I was so happy when you and Bill got transferred to Munich last fall and we could have more time together because by then I was working at the hospital again with Renate. After a few months we didn’t hide our courtship, since other American soldiers were seeing German girls. You said the officials gave up on the no-fraternizing rule, and we were so much in love, we didn’t care.
You said my eyes were the color of the sky, and my skin was like peaches and cream. I remember I said, “Oh, John. That sounds so beautiful.” And you said, “Well, that’s what you are.” You were so tall and strong and handsome. I noticed your sharp blue eyes right away. I remember how afraid I was at first in the closet, but the way you looked at me, I was sure I was safe.

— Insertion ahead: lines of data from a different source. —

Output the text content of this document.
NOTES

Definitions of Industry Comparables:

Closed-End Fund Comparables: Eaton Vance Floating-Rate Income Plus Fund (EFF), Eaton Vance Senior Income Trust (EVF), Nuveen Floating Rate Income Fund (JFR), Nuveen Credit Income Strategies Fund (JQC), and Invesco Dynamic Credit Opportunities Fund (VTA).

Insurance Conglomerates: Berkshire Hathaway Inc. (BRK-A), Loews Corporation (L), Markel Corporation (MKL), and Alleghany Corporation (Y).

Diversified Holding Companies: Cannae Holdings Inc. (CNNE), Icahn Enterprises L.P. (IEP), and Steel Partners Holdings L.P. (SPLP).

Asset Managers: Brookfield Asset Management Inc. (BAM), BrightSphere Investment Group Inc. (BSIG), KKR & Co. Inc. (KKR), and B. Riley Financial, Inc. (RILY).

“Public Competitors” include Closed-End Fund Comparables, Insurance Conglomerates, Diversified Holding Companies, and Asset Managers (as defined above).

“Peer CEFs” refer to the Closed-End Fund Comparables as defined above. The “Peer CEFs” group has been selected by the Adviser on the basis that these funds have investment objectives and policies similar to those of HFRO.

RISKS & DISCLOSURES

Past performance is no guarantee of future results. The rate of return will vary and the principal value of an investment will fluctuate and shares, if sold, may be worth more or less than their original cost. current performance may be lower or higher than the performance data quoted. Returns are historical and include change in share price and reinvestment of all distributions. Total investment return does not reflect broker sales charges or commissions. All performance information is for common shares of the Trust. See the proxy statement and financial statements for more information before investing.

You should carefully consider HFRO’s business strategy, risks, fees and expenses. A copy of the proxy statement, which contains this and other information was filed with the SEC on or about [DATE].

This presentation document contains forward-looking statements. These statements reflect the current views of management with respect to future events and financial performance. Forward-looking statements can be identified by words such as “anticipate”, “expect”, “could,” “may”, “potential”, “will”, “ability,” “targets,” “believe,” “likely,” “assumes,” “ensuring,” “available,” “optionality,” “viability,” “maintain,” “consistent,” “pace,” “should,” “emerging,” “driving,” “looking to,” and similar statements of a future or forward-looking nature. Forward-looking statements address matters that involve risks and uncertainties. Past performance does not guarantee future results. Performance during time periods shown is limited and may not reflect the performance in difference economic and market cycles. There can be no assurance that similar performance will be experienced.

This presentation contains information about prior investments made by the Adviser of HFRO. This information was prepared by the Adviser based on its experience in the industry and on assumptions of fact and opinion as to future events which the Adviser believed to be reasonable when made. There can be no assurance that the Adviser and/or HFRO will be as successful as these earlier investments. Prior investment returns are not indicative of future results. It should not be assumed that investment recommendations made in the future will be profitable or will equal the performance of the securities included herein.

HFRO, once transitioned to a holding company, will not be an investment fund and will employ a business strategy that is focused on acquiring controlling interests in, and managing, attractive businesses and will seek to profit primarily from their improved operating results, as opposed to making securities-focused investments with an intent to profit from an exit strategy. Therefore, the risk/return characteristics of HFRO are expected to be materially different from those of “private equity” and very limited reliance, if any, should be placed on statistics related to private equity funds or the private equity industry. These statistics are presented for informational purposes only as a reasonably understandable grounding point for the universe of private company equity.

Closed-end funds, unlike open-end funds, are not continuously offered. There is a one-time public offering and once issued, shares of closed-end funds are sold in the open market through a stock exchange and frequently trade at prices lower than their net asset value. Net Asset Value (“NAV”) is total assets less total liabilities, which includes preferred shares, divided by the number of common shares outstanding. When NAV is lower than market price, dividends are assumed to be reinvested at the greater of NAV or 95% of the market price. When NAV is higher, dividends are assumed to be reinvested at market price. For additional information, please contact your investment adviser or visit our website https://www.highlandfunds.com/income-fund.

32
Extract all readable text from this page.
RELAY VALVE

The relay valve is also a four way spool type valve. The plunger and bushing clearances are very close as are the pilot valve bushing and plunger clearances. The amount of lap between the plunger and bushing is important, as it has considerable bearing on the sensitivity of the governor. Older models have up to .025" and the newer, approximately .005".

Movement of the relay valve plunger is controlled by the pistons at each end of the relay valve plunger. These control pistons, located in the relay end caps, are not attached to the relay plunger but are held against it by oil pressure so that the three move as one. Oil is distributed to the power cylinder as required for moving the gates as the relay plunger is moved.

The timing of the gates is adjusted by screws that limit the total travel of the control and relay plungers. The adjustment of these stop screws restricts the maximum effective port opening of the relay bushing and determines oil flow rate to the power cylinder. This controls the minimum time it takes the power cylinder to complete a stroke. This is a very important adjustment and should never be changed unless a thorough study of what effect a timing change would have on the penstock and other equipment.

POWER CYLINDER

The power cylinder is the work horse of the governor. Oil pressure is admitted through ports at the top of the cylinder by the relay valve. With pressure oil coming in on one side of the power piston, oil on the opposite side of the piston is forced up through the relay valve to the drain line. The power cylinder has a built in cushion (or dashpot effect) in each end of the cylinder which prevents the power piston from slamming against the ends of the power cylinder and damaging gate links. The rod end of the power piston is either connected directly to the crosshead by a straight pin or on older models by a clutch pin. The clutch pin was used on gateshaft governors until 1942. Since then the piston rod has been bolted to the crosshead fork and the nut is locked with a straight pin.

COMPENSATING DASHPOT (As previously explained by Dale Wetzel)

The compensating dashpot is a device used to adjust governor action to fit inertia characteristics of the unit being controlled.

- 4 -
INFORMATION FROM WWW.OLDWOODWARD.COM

Ah, the memories we made. You sang the song about sitting under the apple tree to me. You said you were off-key, but I loved your deep voice. You tried to tell me what the songs meant, like our song about seeing each other even when we were apart. It was so romantic and sad. You said, “I’m no Bing Crosby, but here goes.” Then you’d sing, and I would get tears in my eyes.
You started to speak more German words, and I quickly learned many English words. I will go back to University and study more.
This diary will forever be with me, hidden where no one can see. And in the back, I am placing the picture Bill took of you and me by the river where we were on a picnic one day when it wasn’t raining. It will be safe within these pages to be cherished forever.”